Influence of wheel speed during planar flow melt spinning on the microstructure and soft magnetic properties of Fe68.5Si18.5B9Nb3Cu1 ribbons

• Published in: Journal of materials science Vol. 46; no. 3; pp. 616 - 622
• Main Authors: Srinivas, M., Majumdar, B., Akhtar, D., Srivastava, A. P., Srivastava, D.
• Format: Journal Article
• Language: English
• Published: Boston Springer US 01.02.2011; Springer Nature B.V
• Subjects: Annealing; Braking systems; Characterization and Evaluation of Materials; Chemistry and Materials Science; Classical Mechanics; Coercivity; Crystal defects; Crystallization; Crystallography and Scattering Methods; Enthalpy; Magnetic permeability; Magnetic properties; Magnetic saturation; Magnetism; Materials Science; Melt spinning; Microstructure; Nanocrystals; Polymer Sciences; Positron lifetime spectroscopy; Ribbons; Scanning electron microscopy; Solid Mechanics; Spectrum analysis; Transmission electron microscopy; Volume fraction; Wheels; Amorphous Phase; Amorphous Matrix; Wheel Speed; Saturation Magnetization; Positron Lifetime
• ISSN: 0022-2461; 1573-4803
• DOI: 10.1007/s10853-010-4770-3

The structure and soft magnetic properties of Fe 68.5 Si 18.5 B 9 Nb 3 Cu 1 (at.%) alloy ribbons produced through planar flow melt spinning at different wheel speeds viz. 34, 17 and 12 m/s have been investigated using X-ray diffraction, differential scanning calorimetry, transmission electron microscopy, vibrating sample magnetometer and positron lifetime spectroscopy. Amorphous ribbons formed with different wheel speeds manifested different enthalpy and activation energy of crystallization. The volume fraction of nanocrystalline phase, saturation magnetization and permeability are found to increase whereas coercivity is found to decrease with increasing wheel speed on annealing.
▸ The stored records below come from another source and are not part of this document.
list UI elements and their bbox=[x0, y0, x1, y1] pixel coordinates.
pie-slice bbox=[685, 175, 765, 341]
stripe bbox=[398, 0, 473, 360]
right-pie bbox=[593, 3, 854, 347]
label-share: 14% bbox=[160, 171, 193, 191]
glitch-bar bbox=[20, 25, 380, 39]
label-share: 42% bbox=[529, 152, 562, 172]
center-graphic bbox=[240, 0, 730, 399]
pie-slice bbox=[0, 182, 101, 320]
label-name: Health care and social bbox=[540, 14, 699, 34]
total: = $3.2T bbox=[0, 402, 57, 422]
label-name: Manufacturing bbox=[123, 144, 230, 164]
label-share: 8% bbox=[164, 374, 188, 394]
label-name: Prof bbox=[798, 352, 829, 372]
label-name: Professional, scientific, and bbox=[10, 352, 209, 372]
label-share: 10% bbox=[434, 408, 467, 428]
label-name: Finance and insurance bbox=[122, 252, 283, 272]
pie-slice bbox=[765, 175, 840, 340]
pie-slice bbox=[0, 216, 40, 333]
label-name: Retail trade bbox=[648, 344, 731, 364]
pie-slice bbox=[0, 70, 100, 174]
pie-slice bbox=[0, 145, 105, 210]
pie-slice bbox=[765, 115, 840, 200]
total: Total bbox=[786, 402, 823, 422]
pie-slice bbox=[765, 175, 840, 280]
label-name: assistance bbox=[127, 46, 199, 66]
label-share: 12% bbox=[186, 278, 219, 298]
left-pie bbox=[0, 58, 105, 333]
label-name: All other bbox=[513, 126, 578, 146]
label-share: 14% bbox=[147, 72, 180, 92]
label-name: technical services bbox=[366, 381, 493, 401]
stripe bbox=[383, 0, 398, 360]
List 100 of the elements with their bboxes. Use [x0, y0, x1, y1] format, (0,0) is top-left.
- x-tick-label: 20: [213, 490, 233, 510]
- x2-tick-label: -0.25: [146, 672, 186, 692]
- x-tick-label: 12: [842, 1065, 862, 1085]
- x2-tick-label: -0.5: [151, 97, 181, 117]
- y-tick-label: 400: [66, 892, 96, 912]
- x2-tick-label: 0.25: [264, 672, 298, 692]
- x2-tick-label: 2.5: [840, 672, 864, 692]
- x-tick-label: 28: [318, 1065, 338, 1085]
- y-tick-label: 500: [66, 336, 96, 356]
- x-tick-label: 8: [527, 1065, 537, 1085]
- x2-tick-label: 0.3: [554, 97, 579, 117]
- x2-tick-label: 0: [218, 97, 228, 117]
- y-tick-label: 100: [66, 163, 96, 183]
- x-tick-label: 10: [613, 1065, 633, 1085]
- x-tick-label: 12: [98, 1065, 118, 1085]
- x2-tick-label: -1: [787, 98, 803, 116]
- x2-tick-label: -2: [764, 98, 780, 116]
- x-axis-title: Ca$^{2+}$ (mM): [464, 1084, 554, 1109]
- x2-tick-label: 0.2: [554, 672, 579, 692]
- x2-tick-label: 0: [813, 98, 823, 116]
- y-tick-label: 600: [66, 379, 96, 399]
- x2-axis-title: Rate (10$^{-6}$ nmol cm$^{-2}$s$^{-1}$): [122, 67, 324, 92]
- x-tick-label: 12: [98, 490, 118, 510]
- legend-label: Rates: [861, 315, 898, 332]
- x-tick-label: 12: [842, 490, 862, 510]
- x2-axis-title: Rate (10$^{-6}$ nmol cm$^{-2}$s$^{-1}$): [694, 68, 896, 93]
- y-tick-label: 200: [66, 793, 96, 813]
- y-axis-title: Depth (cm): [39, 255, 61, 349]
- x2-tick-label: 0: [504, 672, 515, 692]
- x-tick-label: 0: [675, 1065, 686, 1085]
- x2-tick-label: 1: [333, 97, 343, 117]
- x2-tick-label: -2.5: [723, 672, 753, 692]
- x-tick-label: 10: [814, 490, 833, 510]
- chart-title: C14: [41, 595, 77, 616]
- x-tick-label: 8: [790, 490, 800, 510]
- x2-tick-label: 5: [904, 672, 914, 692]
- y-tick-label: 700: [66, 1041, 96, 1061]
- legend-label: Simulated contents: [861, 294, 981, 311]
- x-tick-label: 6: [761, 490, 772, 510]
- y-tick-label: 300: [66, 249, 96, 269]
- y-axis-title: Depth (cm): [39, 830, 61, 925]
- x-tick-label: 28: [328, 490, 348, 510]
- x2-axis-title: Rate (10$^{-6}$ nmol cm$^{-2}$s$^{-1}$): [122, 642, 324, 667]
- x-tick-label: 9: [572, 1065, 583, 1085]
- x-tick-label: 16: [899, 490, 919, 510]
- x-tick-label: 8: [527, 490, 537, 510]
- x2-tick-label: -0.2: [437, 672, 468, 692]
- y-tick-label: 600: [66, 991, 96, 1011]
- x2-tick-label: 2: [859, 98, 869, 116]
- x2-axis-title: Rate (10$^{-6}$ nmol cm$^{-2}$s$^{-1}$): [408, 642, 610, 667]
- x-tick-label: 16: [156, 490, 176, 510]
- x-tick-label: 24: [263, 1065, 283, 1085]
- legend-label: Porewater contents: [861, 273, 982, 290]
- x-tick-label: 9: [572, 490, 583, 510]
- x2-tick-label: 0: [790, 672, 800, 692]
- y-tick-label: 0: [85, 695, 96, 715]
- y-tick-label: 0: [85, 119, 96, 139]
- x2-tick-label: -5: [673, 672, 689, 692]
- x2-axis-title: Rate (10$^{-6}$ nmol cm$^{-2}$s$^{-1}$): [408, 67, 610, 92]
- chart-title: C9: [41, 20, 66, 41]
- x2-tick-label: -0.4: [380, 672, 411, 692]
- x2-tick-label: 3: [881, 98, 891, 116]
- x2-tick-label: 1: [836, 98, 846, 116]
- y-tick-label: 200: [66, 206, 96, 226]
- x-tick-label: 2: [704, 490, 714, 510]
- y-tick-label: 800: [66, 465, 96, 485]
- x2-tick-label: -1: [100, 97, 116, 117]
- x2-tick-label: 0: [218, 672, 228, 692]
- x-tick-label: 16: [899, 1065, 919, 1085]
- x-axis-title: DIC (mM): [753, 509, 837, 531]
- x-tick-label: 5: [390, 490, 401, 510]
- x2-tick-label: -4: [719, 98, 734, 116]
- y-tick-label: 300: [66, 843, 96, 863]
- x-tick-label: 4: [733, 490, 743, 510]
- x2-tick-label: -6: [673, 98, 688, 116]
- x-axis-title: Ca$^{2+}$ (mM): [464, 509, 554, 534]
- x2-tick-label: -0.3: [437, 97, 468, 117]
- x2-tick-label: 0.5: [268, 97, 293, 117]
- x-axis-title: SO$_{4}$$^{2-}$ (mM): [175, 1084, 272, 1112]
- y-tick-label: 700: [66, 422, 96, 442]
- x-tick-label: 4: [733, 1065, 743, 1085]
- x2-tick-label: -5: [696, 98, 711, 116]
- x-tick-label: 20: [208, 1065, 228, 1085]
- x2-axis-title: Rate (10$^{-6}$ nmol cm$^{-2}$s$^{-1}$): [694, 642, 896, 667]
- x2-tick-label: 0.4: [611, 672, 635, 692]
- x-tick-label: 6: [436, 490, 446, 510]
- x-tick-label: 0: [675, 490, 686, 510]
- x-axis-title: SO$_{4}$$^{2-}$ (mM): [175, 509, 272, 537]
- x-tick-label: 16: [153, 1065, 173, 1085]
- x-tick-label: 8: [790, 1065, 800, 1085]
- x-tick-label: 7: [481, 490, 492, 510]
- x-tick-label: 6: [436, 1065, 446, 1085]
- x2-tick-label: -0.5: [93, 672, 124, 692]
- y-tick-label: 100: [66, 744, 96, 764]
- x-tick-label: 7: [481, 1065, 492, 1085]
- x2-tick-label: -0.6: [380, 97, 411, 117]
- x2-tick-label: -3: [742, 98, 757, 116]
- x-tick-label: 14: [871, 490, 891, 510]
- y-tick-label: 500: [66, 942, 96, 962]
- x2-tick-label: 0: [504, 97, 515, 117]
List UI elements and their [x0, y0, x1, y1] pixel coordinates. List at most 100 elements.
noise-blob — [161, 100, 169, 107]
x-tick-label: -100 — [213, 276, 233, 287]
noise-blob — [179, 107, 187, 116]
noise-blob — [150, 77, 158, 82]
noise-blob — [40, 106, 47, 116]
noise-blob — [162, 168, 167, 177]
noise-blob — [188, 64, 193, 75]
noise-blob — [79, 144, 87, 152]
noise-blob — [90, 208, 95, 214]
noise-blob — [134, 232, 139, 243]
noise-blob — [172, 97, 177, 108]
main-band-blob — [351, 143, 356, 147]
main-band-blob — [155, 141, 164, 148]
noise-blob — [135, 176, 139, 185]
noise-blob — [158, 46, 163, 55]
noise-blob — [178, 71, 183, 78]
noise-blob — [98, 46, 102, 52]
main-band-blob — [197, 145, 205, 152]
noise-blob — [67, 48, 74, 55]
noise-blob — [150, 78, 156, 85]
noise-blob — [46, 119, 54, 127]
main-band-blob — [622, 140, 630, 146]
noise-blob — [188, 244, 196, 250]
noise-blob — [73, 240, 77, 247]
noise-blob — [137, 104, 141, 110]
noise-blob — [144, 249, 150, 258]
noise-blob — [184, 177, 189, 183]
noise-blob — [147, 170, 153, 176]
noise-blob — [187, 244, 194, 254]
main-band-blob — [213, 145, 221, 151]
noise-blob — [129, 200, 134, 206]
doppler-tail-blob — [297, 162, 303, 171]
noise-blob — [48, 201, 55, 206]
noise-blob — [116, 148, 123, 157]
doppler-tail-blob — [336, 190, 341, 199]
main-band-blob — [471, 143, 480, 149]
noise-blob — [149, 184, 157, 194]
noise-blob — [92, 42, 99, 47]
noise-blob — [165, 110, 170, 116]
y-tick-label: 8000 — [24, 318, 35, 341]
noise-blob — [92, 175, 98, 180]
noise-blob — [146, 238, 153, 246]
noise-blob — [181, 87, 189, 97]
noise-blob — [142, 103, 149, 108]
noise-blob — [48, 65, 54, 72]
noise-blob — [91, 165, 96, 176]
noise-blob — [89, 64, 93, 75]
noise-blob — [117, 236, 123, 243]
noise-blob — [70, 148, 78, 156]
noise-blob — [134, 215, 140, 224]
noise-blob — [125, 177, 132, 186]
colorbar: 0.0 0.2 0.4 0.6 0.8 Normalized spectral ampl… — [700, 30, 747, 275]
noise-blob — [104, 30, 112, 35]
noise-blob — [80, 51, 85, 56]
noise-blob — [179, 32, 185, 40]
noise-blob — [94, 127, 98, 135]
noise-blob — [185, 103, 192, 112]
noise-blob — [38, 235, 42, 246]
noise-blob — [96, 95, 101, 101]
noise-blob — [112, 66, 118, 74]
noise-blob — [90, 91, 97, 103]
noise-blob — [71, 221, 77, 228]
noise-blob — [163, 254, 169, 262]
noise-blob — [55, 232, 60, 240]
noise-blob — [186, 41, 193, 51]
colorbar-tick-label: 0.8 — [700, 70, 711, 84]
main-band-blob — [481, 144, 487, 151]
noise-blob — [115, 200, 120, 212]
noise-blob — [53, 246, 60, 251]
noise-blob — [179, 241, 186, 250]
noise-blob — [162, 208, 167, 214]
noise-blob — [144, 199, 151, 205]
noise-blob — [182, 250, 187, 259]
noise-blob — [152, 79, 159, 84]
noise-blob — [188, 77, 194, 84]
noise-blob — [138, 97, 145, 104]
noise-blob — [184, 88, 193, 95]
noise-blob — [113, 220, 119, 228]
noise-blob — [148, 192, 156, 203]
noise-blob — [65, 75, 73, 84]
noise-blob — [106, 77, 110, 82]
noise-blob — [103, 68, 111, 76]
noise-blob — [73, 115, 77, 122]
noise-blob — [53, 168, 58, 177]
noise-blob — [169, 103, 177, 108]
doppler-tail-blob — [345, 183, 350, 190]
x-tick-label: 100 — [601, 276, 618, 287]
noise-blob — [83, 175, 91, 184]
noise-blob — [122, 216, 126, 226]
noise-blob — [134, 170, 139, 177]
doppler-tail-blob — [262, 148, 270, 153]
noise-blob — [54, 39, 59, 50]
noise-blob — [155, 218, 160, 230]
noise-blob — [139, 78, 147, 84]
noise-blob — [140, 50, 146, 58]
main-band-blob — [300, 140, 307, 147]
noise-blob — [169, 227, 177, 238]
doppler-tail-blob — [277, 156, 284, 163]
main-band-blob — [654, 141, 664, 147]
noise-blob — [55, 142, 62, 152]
A detailed analysis of positron lifetime spectra obtained from the as-spun ribbons has been used to rationalize the variation in microstructure and magnetic properties. The presence of larger number of defects at higher wheel speed increases the volume fraction of nanocrystalline phase on annealing which improves the soft magnetic properties.